4 Frases feitas que me matam um pouco por dentro

E claro: só para ganhar audiência aqui, um LOL-cat entediado...

Qual a graça da vida se a gente não tem conversas estimulantes? Conhecer gente nova, trocar idéias e sair um pouco mais iluminado do que você entrou deveriam ser grandes objetivos de qualquer um.

Porém, algumas conversas descambam para as trevas do argumento quando a outra pessoa joga uma das seguintes frases.

“Você não sabe como é…”

Condescendência total. A pessoa resume uma opinião ou conceito seu sobre determinado tema à sua falta de experiência com o mesmo.
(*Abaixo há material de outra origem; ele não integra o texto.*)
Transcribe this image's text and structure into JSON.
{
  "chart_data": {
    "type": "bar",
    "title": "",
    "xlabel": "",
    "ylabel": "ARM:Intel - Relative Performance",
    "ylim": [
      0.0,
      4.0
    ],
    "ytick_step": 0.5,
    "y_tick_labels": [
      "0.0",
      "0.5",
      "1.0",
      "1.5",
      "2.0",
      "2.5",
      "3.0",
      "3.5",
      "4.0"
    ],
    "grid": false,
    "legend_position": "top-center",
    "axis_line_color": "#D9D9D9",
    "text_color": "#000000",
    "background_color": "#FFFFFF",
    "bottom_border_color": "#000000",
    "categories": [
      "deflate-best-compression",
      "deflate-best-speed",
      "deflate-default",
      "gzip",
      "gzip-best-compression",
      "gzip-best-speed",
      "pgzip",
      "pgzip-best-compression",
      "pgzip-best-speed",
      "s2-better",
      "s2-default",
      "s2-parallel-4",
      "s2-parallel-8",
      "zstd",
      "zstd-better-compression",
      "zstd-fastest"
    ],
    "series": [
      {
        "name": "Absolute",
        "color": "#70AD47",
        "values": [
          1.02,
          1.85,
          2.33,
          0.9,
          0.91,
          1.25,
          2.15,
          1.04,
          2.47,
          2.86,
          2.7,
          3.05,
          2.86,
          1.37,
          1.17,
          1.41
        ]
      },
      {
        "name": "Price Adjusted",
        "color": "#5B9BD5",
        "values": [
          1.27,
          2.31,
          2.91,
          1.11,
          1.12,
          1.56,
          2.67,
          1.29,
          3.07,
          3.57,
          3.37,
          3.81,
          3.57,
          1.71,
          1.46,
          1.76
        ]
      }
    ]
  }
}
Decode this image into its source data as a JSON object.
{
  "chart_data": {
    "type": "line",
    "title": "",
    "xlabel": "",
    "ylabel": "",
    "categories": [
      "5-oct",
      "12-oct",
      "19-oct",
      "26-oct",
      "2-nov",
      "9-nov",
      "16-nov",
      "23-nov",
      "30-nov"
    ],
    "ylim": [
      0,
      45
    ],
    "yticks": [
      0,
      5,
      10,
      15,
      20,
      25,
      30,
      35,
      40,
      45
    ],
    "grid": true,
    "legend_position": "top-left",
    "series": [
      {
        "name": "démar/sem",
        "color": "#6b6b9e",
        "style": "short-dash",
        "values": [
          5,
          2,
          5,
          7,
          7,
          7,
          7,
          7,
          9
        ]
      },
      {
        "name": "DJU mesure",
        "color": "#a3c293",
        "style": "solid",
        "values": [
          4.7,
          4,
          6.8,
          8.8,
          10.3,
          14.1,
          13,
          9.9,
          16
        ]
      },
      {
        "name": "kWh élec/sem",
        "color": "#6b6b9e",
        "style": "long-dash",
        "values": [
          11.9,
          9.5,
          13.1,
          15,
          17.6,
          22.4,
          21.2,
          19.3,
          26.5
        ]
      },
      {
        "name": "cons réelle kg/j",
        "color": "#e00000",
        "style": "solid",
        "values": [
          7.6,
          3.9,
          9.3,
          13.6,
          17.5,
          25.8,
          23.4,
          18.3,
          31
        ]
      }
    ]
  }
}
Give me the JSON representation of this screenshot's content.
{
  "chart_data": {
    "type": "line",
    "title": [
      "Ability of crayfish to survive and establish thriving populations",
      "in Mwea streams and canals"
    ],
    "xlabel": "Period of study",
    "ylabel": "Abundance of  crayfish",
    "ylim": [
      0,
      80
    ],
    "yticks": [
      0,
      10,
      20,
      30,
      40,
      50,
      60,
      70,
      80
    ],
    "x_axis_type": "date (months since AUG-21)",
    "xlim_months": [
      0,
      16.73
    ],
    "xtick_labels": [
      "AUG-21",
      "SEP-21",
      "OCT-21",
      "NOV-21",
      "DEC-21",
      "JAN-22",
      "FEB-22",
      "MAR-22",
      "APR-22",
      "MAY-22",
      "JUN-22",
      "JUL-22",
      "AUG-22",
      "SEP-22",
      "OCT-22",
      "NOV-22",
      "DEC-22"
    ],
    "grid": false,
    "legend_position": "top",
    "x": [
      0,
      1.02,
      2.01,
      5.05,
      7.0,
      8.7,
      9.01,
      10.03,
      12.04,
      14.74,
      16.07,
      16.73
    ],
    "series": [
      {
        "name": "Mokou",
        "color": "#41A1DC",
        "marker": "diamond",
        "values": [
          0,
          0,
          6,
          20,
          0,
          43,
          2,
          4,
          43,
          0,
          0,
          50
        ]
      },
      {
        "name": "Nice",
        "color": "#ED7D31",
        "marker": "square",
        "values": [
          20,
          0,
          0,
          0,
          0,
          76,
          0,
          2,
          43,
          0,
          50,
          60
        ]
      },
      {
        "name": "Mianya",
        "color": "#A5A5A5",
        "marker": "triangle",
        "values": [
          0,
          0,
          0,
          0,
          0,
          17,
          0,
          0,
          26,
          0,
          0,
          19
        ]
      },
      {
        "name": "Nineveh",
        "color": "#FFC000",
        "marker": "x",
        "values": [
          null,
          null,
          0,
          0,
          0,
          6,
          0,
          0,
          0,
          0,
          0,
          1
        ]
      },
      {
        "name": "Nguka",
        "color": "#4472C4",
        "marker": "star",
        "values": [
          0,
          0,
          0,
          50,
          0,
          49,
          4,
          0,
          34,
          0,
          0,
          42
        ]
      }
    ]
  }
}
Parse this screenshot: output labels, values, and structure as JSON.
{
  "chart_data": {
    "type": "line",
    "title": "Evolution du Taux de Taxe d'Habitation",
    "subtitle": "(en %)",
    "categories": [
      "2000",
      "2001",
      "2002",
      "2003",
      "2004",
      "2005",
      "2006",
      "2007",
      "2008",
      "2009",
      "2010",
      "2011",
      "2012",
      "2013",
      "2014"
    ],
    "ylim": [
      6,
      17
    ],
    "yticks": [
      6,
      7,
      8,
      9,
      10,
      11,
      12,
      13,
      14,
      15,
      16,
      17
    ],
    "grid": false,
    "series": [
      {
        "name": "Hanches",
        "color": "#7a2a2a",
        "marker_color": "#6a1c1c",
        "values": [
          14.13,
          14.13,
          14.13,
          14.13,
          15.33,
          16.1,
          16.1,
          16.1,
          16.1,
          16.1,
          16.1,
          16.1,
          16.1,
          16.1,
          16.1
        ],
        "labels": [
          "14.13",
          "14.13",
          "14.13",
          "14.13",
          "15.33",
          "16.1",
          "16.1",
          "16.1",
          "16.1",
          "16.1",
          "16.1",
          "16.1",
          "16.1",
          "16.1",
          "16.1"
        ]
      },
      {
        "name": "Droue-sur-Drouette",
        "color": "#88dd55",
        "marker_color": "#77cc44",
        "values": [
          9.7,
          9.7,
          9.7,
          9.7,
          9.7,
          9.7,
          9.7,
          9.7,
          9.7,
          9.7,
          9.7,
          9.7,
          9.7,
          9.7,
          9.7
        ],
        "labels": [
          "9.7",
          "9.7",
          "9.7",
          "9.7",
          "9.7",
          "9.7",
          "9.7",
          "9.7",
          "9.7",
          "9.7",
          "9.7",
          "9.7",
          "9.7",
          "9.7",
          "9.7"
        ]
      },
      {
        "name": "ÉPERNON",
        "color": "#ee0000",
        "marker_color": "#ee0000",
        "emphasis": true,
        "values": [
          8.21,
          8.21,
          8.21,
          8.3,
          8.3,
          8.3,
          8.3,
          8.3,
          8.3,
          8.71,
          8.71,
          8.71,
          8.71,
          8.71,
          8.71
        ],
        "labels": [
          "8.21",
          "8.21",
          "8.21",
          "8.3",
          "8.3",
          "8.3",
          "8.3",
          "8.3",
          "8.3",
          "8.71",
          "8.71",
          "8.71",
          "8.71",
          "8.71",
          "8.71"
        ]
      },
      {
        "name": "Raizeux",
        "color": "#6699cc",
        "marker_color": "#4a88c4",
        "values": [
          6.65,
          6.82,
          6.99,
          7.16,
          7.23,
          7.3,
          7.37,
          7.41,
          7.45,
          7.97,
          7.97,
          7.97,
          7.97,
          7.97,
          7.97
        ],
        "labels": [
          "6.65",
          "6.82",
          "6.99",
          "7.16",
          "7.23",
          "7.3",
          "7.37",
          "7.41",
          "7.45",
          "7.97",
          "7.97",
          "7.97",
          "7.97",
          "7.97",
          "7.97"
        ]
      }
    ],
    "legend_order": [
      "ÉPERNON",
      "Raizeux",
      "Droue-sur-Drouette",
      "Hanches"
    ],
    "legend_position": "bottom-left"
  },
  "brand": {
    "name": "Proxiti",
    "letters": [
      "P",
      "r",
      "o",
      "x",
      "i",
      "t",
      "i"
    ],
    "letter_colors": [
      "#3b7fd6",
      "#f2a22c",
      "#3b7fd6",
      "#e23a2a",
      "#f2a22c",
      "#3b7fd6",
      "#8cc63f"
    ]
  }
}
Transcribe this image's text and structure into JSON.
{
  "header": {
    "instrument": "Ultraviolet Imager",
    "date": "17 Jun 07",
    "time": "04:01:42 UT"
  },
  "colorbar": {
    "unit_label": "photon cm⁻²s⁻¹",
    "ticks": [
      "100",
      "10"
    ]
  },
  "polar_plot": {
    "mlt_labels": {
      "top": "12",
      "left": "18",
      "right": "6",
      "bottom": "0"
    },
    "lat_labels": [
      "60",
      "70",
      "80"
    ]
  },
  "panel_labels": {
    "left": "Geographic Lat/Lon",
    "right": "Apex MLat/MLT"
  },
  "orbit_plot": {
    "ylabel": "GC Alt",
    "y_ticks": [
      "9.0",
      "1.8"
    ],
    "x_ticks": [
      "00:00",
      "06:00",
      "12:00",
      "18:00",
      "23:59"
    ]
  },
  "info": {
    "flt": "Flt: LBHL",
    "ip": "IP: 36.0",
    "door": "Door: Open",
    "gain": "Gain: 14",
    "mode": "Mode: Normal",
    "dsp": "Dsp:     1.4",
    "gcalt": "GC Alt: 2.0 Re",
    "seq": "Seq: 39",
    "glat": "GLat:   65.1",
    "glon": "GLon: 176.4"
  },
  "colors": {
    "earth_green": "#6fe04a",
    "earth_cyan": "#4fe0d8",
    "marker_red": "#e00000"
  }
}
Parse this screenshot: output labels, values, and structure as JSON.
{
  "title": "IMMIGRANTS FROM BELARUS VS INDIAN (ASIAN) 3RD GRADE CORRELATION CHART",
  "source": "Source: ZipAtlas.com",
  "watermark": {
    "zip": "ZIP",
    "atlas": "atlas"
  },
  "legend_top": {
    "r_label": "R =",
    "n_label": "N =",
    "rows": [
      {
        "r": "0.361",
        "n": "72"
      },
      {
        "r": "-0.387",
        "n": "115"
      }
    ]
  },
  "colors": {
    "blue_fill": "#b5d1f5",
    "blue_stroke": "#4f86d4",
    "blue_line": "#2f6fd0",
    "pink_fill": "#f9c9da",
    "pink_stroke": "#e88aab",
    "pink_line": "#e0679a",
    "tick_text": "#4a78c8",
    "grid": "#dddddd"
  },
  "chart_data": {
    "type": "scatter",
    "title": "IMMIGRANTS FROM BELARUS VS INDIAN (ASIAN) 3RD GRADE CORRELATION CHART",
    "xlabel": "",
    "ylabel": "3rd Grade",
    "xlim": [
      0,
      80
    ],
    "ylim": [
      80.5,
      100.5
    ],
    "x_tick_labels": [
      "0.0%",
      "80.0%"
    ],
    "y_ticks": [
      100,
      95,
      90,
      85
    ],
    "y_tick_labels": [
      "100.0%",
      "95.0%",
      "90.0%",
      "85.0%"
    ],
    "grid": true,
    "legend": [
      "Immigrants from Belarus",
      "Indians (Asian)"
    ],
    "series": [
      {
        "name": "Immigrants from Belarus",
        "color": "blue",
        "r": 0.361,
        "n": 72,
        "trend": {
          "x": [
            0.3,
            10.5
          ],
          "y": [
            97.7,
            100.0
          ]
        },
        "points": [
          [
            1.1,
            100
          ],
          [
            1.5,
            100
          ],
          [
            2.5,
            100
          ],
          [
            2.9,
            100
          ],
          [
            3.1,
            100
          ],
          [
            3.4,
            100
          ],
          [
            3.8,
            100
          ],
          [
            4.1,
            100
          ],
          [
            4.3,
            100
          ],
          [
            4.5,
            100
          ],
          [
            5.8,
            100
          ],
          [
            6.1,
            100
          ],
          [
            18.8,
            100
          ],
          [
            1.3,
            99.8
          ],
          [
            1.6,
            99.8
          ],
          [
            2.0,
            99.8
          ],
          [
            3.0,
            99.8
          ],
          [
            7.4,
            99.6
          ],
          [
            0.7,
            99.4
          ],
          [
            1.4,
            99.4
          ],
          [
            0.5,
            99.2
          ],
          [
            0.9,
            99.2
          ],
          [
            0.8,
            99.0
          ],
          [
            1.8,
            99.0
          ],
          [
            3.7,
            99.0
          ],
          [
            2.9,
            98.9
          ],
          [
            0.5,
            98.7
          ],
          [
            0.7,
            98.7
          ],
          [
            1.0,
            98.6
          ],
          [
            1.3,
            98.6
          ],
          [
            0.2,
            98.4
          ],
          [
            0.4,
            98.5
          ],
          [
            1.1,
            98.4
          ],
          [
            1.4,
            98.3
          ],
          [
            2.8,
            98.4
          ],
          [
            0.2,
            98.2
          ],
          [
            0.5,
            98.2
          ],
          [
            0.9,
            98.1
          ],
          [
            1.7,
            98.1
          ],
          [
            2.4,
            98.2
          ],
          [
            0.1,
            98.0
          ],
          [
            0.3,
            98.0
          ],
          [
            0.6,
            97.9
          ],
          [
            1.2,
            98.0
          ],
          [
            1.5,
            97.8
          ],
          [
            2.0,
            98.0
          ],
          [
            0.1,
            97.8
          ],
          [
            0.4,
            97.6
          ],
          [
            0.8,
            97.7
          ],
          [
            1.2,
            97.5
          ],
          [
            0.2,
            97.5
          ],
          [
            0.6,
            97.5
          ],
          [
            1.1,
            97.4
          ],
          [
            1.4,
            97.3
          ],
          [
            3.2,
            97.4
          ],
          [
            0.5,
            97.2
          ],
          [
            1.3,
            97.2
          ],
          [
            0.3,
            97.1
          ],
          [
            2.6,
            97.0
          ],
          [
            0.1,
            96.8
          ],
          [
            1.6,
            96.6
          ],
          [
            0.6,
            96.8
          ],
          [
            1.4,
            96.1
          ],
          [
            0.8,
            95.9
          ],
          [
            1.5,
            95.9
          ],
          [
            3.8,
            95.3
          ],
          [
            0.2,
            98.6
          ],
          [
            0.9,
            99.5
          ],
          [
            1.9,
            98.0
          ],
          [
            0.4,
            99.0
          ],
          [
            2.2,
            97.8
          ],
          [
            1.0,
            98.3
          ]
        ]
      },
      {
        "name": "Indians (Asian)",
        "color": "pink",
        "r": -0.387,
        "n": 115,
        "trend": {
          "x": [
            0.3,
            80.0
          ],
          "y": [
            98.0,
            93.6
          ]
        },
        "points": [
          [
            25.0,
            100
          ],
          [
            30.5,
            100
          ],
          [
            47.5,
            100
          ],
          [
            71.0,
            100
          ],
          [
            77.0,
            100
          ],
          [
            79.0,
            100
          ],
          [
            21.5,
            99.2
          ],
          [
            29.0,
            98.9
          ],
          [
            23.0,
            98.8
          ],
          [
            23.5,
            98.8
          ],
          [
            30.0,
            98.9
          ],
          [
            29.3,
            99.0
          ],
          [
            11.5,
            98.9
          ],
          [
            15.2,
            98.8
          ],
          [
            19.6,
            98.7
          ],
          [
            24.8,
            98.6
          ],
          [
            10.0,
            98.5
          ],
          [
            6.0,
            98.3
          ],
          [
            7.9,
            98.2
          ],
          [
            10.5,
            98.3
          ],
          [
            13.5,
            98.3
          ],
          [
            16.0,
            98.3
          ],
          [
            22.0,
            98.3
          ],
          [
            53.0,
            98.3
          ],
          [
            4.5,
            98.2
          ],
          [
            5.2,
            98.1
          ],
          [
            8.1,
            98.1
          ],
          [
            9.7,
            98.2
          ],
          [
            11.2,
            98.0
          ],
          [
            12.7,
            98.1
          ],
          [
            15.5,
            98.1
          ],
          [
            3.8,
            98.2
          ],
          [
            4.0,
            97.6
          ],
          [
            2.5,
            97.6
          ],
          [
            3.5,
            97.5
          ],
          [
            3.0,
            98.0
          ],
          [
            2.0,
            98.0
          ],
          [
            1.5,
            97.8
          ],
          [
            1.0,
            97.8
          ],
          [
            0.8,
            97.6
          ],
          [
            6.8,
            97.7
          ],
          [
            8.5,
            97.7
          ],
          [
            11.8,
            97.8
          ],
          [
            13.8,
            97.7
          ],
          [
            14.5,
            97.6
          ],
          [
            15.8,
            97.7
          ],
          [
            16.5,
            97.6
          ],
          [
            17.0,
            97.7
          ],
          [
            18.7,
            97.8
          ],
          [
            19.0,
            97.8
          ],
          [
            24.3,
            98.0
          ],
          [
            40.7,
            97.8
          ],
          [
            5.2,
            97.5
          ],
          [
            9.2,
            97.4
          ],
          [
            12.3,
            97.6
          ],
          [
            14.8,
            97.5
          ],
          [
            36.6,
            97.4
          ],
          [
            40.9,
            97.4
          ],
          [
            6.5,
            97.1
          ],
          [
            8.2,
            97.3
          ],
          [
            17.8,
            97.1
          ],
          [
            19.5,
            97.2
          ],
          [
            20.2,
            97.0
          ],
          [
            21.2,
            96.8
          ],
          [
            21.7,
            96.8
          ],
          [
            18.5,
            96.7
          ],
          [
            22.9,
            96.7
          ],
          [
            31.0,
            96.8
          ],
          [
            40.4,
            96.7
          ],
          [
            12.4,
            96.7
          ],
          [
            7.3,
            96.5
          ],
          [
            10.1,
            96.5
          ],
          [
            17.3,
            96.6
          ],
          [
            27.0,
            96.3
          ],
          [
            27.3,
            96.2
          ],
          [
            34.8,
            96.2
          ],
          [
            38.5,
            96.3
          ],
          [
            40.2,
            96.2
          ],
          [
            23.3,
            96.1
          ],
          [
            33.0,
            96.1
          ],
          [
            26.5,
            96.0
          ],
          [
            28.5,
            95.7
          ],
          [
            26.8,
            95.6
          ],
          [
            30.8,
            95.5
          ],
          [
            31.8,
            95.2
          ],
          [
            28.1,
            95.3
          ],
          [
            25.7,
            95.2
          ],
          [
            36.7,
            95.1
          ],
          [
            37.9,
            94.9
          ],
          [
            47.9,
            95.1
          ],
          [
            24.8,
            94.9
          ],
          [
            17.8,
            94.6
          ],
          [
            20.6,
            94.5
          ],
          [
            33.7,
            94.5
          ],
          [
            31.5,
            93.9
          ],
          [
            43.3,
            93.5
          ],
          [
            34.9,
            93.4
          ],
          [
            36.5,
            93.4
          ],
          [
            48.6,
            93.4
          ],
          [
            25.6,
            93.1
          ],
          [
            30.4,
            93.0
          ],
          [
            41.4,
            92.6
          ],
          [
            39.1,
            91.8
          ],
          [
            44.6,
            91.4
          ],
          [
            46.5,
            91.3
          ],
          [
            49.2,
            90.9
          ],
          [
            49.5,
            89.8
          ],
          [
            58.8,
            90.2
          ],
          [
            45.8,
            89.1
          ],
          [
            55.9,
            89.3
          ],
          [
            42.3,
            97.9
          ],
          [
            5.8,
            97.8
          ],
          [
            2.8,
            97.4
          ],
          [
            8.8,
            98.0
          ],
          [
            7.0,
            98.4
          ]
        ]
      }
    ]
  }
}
Você acha que crianças devem ser estimuladas intelectualmente desde os primeiros meses? Você não sabe como é ter filho. Você acredita que a lei da anistia deveria avaliar todos os abusos cometidos na ditadura, tanto dos militares quanto dos grupos que lutavam contra a ditadura? Você não viveu, nunca foi torturado, logo não sabe do que está falando. Você acha que a informação tem que ser livre? Você não vive de produzir conteúdo, você não sabe como é.

E por aí vai. Geralmente, um argumento deste tipo deveria vir acompanhado de uma instrução, do porque sua opinião não funciona, visto que a outra pessoa “sabe como é”. Mas não, esse argumento geralmente vem acompanhado do igualmente desgastante “logo, se você não entende, não tem como a gente falar disso”. E acabou.

“Não gostou? Então por que não vai lá e faz melhor?”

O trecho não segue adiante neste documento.